Jans Beat · Bundesrat · 2025-06-10
Jans Beat · Bundesrat · Basel-Stadt · 2025-06-10
Wortprotokoll
Le Conseil fédéral partage les préoccupations de l'auteur de la motion. Il est inacceptable que des personnes qui demandent la protection de la Suisse y commettent des infractions graves. En Suisse, la poursuite des infractions pénales et l'exécution des peines relèvent de la compétence des cantons.

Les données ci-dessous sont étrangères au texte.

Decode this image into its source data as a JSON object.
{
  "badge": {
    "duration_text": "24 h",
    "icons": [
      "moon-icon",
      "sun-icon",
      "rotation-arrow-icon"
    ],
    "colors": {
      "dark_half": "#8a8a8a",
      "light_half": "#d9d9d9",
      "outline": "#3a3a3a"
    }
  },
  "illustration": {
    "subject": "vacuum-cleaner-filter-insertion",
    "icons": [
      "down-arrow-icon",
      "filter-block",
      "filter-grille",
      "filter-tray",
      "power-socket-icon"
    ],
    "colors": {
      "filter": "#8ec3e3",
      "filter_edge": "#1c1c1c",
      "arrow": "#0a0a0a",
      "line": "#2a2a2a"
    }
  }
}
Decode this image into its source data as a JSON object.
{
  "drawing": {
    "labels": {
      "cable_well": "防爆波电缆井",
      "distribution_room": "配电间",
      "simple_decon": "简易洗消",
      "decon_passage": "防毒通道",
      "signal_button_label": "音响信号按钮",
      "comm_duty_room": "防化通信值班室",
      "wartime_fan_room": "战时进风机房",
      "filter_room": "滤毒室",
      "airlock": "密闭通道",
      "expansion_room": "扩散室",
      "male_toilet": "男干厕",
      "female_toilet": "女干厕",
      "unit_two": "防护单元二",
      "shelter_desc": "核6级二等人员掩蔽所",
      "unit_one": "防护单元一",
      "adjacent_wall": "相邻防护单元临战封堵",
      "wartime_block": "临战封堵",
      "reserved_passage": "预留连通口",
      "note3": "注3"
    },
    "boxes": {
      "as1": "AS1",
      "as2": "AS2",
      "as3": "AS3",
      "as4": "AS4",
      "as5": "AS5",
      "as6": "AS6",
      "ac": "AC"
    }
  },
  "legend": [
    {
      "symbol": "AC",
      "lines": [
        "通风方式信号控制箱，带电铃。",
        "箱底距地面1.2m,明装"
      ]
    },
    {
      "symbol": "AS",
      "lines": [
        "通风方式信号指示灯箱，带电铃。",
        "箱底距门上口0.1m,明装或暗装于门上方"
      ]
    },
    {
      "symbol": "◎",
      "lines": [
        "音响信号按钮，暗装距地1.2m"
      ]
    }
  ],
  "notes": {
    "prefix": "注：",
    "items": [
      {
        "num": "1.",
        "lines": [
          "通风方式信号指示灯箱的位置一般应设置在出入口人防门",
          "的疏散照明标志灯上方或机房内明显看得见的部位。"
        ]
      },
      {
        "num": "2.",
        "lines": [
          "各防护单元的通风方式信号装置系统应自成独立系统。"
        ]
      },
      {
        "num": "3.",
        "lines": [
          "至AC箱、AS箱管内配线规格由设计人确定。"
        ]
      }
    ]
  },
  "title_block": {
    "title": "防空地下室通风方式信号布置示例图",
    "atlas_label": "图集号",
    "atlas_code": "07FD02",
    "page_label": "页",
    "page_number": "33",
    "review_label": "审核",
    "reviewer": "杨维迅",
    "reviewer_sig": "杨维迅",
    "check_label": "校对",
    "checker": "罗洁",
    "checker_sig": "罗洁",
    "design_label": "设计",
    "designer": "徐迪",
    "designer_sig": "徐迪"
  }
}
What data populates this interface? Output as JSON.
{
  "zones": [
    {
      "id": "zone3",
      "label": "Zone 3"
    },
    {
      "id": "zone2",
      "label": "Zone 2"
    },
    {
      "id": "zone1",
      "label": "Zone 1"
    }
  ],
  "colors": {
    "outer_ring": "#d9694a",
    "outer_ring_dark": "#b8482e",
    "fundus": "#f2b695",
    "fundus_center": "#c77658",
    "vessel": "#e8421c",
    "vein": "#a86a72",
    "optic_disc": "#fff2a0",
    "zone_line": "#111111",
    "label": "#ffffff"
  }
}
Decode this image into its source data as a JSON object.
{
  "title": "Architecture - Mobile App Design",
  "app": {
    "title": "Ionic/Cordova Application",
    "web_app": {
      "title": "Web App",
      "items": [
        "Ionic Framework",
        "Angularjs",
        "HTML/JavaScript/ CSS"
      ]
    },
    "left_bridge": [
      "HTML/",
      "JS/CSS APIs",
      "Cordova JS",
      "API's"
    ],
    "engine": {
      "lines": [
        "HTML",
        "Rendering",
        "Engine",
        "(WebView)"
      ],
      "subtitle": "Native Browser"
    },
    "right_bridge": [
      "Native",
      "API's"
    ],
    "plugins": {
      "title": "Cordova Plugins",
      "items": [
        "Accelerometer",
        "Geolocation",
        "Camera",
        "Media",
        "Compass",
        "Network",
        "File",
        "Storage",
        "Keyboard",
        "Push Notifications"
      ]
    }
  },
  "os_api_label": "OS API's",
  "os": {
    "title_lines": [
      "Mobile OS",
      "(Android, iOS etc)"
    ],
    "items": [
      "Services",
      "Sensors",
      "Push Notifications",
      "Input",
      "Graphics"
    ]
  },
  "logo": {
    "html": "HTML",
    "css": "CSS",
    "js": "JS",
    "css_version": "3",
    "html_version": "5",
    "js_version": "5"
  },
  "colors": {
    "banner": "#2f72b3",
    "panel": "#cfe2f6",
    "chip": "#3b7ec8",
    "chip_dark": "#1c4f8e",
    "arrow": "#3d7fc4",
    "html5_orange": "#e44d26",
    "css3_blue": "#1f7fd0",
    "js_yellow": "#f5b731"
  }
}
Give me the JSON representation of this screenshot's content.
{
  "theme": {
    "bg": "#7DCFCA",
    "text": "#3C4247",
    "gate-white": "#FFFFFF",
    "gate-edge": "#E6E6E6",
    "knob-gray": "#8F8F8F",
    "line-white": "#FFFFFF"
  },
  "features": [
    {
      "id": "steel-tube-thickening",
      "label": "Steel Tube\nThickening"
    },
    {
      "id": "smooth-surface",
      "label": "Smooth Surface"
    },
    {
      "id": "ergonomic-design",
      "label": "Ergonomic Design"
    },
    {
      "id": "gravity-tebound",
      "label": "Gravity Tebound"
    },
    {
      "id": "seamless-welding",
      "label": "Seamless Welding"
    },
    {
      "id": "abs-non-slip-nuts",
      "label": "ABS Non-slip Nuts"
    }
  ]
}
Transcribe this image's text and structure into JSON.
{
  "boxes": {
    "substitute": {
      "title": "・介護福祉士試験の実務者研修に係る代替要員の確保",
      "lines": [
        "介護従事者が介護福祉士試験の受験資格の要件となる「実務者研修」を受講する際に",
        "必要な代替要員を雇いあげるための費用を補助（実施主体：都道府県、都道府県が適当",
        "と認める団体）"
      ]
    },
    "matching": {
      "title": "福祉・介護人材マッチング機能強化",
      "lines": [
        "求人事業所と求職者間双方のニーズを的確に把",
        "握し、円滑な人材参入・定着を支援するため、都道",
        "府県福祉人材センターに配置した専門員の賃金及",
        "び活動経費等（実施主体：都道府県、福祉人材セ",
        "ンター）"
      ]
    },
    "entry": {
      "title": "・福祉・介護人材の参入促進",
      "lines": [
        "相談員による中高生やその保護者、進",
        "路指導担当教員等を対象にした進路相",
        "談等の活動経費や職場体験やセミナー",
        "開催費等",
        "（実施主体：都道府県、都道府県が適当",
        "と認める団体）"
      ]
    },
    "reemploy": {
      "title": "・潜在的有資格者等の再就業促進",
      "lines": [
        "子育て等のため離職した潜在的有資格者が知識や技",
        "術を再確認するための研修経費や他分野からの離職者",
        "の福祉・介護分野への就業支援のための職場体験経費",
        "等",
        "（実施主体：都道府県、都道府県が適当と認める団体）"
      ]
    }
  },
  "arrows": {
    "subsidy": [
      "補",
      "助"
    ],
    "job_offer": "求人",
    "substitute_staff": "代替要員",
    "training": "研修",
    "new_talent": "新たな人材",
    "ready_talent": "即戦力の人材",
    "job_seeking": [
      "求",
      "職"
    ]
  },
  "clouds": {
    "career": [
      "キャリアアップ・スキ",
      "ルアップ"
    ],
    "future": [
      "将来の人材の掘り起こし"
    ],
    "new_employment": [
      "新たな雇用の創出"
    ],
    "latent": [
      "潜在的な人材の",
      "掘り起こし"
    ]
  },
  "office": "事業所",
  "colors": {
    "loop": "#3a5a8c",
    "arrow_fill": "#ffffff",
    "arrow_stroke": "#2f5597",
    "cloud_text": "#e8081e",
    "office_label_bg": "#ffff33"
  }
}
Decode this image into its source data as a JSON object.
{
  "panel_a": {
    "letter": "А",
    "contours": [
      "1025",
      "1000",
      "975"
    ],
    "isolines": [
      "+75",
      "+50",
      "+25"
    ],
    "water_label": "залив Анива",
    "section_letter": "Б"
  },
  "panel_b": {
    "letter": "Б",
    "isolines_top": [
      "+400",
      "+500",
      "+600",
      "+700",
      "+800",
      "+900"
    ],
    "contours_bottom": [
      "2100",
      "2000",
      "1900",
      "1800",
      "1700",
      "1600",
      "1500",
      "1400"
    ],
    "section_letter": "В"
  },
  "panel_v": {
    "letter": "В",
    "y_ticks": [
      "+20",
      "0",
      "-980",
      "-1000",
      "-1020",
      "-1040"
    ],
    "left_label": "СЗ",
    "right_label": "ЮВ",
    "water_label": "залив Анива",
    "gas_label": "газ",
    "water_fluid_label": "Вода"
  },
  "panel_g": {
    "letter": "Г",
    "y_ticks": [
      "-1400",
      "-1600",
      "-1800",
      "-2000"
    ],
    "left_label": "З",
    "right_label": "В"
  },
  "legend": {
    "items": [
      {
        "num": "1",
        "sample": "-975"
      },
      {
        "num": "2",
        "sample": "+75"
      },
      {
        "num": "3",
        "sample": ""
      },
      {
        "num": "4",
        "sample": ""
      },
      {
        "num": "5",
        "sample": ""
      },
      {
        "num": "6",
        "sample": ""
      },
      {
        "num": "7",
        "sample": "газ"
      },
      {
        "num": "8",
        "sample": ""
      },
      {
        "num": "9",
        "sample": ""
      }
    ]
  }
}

Le Secrétariat d'État aux migrations (SEM) n'a ni la compétence juridique ni les moyens de mettre en oeuvre des mesures du droit pénal. Il signale immédiatement les délits commis par des requérants d'asile dans les centres fédéraux aux autorités cantonales compétentes. Un hébergement par le SEM de requérants dans des centres fermés reviendrait à une mise en détention pénale, ce qui n'est pas de son ressort. Une telle démarche violerait les droits fondamentaux des personnes concernées. À cela s'ajouteraient les surcoûts importants liés à la mise en place de centres fermés.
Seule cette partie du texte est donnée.